Langsam hebt sich euer Brustkorb freier, eure Schritte beschleunigen sich beherzt. Die erdrückende Stille weicht einem ersten übermütigen Tuscheln und wird schließlich von einem schrillen, beinahe hysterischem, Lachen endgültig zerrissen. Eine Erkenntnis bricht sich Bahn: Eure zusammengewürfelte Gruppe aus wagemutigen Abenteurern hat überlebt! Die Gefahren der verfluchten Dämonenbrache liegen tatsächlich hinter euch und außer ein paar Kratzern und Blessuren konnten euch die sieben Gehörnten kein wirkliches Leid zufügen.

Bis jetzt! Denn der Weg, um eure Gemeinschaft der Verdammten endgültig vom Krankheitsfluch der Dämonen zu befreien ist noch lang und steinig.  Und nun bietet sich euren Augen auch noch ein verwirrendes Labyrinth aus möglichen begehbaren Pfaden.  Welcher davon euch wohl zum hoffentlich erlösenden Tempel der heilkundigen Göttin Peraine führen wird? Ist es der Trampelpfad glutenfreie Ernährung, die Reichsstraße Low-FODMAP-Diät, oder gar der bisher selten beschrittene und unbekannte Pass über die Blutzinnen namens Stuhltransplantation? Ernüchterung macht sich unter den Heldinnen und Helden breit, denn viele mögliche Wege bedeuten auch viele mögliche Verirrungen. Nur die Zauberin eurer Gruppe kann sich in dieser scheinbar ausweglosen Situation ein Schmunzeln um die feinen Züge nicht verkneifen. Wie gut, wenn man einen magischen Goldenen Kompass dabei hat ... 

 

Genauso wie unseren fiktiven Helden ergeht es zahllosen Betroffenen der von mir auf dem Blog betrachteten Erkrankungen.

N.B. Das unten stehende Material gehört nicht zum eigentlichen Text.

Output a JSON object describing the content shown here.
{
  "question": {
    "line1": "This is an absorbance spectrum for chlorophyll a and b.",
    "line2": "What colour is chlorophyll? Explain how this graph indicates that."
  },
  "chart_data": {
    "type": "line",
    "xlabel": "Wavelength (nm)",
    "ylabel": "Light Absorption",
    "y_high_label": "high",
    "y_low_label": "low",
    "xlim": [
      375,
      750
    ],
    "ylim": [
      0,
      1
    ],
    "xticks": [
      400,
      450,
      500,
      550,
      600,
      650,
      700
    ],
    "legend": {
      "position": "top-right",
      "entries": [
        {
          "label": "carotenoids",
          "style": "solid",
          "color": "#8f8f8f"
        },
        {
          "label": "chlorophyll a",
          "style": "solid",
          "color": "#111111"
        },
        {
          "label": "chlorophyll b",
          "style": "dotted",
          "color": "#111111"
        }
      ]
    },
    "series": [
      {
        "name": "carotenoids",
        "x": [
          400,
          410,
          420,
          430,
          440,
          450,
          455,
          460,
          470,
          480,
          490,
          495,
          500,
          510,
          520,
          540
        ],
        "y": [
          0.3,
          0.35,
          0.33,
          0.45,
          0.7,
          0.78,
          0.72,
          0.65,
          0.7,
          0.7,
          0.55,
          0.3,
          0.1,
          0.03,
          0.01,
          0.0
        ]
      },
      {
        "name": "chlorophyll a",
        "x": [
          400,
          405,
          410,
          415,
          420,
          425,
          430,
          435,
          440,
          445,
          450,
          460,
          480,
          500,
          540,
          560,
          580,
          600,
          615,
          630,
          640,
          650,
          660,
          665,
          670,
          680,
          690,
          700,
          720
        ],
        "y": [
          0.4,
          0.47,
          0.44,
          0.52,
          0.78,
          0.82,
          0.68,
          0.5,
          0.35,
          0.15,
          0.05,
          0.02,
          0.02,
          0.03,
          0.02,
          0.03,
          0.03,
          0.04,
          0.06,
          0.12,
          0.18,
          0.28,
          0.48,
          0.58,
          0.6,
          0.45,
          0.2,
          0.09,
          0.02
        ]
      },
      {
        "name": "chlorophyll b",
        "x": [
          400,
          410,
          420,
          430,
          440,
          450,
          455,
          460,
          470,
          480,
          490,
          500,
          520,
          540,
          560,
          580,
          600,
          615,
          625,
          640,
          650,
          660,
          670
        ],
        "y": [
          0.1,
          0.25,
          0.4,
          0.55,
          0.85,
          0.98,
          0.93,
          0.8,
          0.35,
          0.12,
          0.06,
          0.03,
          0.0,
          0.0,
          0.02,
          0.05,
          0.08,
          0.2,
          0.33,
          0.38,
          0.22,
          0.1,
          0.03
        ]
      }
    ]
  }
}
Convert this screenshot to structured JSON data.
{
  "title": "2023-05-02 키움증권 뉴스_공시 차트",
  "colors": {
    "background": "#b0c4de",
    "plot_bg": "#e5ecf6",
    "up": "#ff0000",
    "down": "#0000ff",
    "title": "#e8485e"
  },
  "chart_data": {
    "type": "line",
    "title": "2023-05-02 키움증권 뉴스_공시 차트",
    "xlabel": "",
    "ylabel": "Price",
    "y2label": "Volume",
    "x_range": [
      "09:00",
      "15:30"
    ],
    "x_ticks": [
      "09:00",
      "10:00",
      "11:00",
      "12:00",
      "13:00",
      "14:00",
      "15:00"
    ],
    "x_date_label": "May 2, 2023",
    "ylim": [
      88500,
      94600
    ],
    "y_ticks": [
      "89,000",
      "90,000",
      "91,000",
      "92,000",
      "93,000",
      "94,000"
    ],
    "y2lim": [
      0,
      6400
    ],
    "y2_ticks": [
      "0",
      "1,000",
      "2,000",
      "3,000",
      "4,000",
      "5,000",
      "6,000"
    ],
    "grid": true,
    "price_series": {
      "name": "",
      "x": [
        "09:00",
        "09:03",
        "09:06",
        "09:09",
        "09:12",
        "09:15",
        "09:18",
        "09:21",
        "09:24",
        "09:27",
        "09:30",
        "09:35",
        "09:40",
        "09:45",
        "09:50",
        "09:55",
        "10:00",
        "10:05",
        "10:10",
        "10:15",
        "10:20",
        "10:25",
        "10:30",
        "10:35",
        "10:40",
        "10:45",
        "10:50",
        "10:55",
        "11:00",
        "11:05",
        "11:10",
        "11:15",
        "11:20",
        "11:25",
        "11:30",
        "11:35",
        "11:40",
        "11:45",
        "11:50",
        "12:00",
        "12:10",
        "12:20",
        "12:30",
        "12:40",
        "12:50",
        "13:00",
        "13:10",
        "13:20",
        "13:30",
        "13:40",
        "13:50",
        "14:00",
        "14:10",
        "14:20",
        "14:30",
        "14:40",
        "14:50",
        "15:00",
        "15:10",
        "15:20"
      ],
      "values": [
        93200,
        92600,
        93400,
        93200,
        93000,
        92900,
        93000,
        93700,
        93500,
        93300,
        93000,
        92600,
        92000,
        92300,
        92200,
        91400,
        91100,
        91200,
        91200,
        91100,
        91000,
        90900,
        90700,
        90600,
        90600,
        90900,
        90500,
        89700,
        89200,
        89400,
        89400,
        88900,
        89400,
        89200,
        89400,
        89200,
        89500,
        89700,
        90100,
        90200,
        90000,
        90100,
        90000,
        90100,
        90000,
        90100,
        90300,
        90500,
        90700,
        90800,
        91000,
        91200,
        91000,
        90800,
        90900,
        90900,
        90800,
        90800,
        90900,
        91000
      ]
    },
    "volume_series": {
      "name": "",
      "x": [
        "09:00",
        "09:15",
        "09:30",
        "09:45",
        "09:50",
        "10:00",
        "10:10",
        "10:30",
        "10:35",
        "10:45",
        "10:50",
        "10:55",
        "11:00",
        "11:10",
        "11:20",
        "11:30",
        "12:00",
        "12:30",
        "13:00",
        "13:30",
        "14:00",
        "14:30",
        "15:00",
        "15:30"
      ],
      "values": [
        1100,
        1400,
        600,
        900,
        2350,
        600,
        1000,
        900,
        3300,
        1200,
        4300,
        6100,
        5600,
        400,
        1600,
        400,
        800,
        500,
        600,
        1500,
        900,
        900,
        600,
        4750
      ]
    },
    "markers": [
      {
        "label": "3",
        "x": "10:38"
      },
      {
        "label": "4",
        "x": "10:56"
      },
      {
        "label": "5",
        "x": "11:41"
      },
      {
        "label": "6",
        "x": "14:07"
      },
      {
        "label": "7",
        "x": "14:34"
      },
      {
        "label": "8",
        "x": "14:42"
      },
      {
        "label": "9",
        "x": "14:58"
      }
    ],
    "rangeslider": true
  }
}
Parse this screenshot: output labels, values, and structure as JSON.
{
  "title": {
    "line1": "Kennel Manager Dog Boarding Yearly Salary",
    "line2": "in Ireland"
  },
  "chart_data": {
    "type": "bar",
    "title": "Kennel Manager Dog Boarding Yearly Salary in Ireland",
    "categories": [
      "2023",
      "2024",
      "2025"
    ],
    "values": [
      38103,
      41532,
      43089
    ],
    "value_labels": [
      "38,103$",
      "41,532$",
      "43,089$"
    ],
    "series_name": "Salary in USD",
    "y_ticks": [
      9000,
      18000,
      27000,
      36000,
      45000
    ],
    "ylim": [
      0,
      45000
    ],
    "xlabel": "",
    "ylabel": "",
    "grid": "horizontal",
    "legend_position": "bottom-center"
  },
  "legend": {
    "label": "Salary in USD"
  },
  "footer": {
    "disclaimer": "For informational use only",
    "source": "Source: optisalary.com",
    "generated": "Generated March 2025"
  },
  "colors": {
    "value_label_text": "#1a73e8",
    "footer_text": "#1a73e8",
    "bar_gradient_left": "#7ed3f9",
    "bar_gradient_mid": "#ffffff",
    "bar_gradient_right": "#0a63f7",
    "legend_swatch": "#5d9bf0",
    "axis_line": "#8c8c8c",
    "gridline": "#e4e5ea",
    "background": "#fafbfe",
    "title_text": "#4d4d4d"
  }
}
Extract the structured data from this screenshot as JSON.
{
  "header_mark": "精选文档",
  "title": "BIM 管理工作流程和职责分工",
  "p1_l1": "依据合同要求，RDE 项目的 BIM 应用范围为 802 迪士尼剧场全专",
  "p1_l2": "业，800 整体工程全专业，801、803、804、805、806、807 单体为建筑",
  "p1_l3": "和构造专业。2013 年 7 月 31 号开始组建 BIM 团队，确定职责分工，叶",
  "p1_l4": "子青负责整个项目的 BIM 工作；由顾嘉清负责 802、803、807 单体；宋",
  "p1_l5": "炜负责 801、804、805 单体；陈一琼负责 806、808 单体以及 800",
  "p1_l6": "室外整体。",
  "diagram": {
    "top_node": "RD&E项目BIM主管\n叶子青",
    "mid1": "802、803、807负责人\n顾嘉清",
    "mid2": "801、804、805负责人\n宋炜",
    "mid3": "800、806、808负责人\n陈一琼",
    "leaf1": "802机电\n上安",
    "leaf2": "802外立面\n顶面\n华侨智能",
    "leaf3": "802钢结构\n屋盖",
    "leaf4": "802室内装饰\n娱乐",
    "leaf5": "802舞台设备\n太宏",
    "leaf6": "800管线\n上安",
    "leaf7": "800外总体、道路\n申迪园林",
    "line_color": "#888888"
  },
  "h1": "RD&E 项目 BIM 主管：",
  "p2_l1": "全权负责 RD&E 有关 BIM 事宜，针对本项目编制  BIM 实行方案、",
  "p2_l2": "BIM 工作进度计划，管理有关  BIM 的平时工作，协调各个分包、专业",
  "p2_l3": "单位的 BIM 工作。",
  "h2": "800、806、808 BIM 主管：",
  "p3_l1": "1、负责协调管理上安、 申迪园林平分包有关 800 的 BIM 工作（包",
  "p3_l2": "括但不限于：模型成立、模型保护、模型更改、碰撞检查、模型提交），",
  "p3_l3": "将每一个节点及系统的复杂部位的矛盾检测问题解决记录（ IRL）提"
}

Nach mehreren Jahren oder gar Jahrzehnten (Was für Erfahrungs- und Abenteuerpunkte, ihr eisernen Recken!!!) des Aushaltens, Erduldens und Kämpfens stoßen sie endlich auf die tatsächliche Option Linderung oder gar Heilung von ihrem Übel zu erfahren. Gerade in den ersten Wochen des neuen Jahrzehnts haben wir uns deshalb mit den wissenschaftlich begründeten Möglichkeiten der Heilung des Reizdarmsyndroms beschäftigt und was für diese Genesung zu tun ist. Doch nach der ersten Euphorie der Lektüre stehen viele Betroffene vor einem gehörigen Problem: Das Ausmaß der wählbaren Therapieoptionen ist absolut überwältigend, um nicht zu sagen überfordernd! Mastzellstabilisierung via Quercetin oder DNCG, Stuhltransplantation, Darmbarriere stärken mittels Glutamin, FODMAP-Reduktion, SCD und Paleo-AIP, glutenfreie Kost und so weiter und so fort. 

 

An diesem Punkt angelangt wünscht sich wahrscheinlich jede Streunerin und jeder Knappe einen magischen Goldenen Kompass, welcher eine schlüssige Antwort auf die Frage gibt:

 

Welche dieser Therapien ist die richtige für mich?

 

Und zwar möglichst, BEVOR wir viel Zeit und wertvolle Dukaten in andere, für uns nicht zielführende Behandlungskonzepte investiert haben. 

 

Nun, euer Wunsch sei mir, wie gewohnt, Befehl! Zur Erschaffung eines solchen magischen Kompasses steht uns nämlich auch im kommenden Jahrzehnt ein ganzes Heer hoch-motivierter und technisch bestens gerüsteter Alchemisten und Zauberkünstler zur Verfügung. Haltet also nicht länger ein, denn es gibt viel zu entdecken! 

 

 


Inhaltsverzeichnis: Was du in diesem Artikel lernen wirst ...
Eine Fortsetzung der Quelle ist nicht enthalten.